Amato argued that by “insisting that these very different biological entities are legally equivalent, the best state-of-the-art fertility care will be made unavailable to the people of Alabama.”

“No healthcare provider will be willing to provide treatments if those treatments may lead to civil or criminal charges,” she said. “If the policy outcomes mandated under this decision stand, the consequences will be profound. Modern fertility care will be unavailable to the people of Alabama, needlessly blocking them from building the families they want. Young physicians will choose not to come to the state for training or to begin their practice. Existing clinics will be forced to choose between providing sub-optimal patient care or shutting their doors.”

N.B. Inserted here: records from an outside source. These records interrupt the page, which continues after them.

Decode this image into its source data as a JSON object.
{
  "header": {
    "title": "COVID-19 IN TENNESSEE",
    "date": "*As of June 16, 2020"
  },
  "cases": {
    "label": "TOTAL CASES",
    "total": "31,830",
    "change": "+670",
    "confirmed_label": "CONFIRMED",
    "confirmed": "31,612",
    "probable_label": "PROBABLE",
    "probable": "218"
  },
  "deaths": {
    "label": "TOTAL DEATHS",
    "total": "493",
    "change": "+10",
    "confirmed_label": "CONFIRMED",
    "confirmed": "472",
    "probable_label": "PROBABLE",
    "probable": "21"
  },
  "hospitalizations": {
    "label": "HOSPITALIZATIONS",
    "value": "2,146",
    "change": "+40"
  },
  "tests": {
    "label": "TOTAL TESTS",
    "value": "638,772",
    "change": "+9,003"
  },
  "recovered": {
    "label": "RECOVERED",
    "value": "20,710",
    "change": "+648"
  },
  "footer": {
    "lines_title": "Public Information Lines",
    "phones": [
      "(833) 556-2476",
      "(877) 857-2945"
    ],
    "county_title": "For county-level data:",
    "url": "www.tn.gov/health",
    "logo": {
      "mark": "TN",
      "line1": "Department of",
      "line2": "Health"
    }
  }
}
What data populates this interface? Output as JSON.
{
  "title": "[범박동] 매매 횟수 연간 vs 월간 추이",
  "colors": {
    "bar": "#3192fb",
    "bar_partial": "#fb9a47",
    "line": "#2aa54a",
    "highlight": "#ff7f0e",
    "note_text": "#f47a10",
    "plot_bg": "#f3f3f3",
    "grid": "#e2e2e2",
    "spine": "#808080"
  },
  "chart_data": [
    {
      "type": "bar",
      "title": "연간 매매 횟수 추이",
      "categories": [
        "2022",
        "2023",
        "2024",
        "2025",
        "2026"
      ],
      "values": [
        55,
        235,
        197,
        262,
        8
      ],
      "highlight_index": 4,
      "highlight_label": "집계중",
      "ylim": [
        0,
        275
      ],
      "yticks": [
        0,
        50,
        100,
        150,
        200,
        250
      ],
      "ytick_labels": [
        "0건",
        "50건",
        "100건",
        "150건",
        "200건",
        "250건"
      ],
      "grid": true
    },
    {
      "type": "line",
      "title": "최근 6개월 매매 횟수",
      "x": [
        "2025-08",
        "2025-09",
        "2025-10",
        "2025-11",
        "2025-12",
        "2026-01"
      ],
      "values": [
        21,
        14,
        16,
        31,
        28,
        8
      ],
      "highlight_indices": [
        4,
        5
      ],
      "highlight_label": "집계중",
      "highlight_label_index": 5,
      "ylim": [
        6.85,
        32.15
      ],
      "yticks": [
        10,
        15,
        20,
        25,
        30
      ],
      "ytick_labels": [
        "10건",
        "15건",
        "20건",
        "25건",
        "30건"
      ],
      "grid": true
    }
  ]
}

Amato said the “choice to build a family is a fundamental right for all Americans, regardless of where they live.”

“We cannot, therefore, allow this dangerous precedent of judicial overreach with national implications to go unchecked,” she said.

White House press secretary Karine Jean-Pierre said Feb. 20 the ruling would cause “exactly the type of chaos that we expected when the Supreme Court overturned Roe v. Wade and paved the way for politicians to dictate some of the most personal decisions families can make.”

Denise Burke, senior counsel with Alliance Defending Freedom, argued that the ruling “is a tremendous victory for life.”

“The Court ruled that unborn children created through assisted reproductive technology are children under Alabama law and therefore protected,” Burke said. “No matter the circumstances, all human life is valuable from the moment of conception. We are grateful the Court correctly found that Alabama law recognizes this fundamental truth.”

According to data from the Centers for Disease Control and Prevention, approximately 238,126 patients underwent IVF treatment in 2021, resulting in 112,088 clinical pregnancies and 91,906 live births.